We got talking further, and I listened as the elderly lady declared it was the first occasion she had climbed any Lake District mountain. This was despite living in Ambleside for more than 70 years.
“I’ve always wanted to do it,” she said, and then mumbled, “Somehow I never got around to trying.”
I thought as I nodded my farewell. How many times had I heard that? Londoners who had not seen Buckingham Palace, Parisians who had not visited the Louvre, Athenians who stared daily at the Acropolis, but who had never actually been there. Here was a Cumbrian who had taken three score years and ten to climb a mountain barely a mile from her house.
It explains why, when I walk the narrow streets of Ambleside, a town of barely 2000 souls that existed even before the Romans, so many of its visitors wear top-end outdoor clothes, but so few put them to the test. Walking boots are polished and unscuffed, gaiters are clean, trousers pressed, poles unscratched, and tiny rucksacks are filled by barely anything. Not everyone climbs nearby mountains. Most come simply to enjoy the moment.
Of course, there are the fit folk, too, clad in tight lycra, who dash this way and that on some outdoor mission. They look earnest, perhaps even suffering, but they are few. For most who live in Ambleside, despite the town’s reputation, the mountains are a backdrop and a reason for thought.
“Climb one? I’ll do that one day,” I have heard many locals declare.
That evening, having survived two easy hours in Troutbeck’s Mortal Man , I returned to the town of Ambleside. I sat for a moment in the gloaming, on a bank of the Rothay River, which runs nearby the town. I stayed silent, entranced, and listened to the rustling of small night animals in the surrounding bushes. A woodpecker had just stopped its hammering, an owl had begun twit-twooing, and a bat did a low and soundless dive towards the water, skimming over the rivertop by barely a centimetre. A lone bullock on the far bank glanced at me briefly as he approached the fast-flowing river for a drink. This was magical Lake District. In my mind had been things called problems. On the banks of the Rothay River, my worries disappeared.

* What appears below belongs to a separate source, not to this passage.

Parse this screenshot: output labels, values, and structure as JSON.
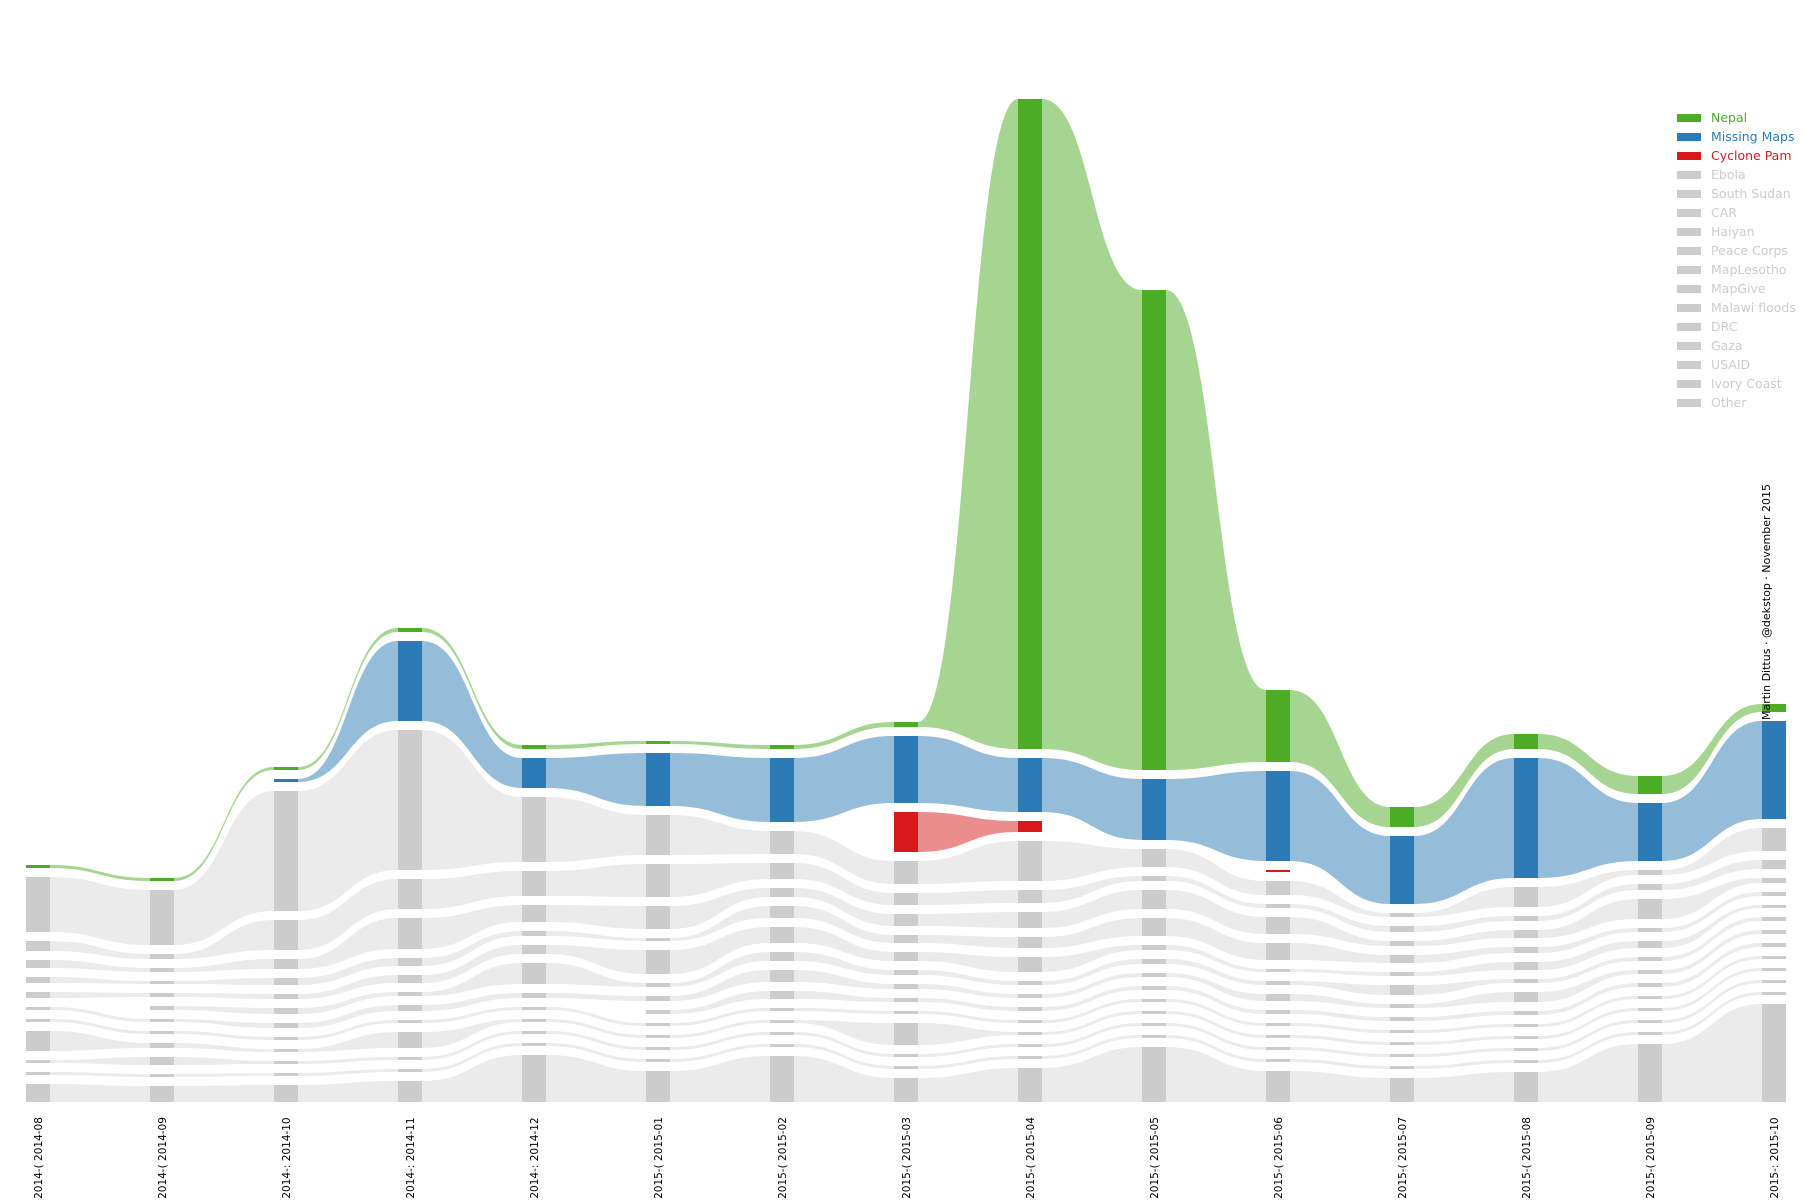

It is perhaps why, I thought, many famous names have adored the area. There have been plenty. Talented pens such as Keats, Walpole, Coleridge, Potter, Ransome, and Wordsworth. Environmentalists like Ruskin and Wainwright. Feminists such as Martineau and educationalists like Mason. I wagered that some had sat on the same spot as me, and had reflected, pondered, fashioned, and eventually created. They had gone on to change the world and, for many modern tourists, have now become a reason for pilgrimage.
Idly, I swished a forefinger in the speeding Rothay River and pondered these well-known people. They had come to the Lake District to clear their minds, and had done so, yet many had not even thought to climb a mountain.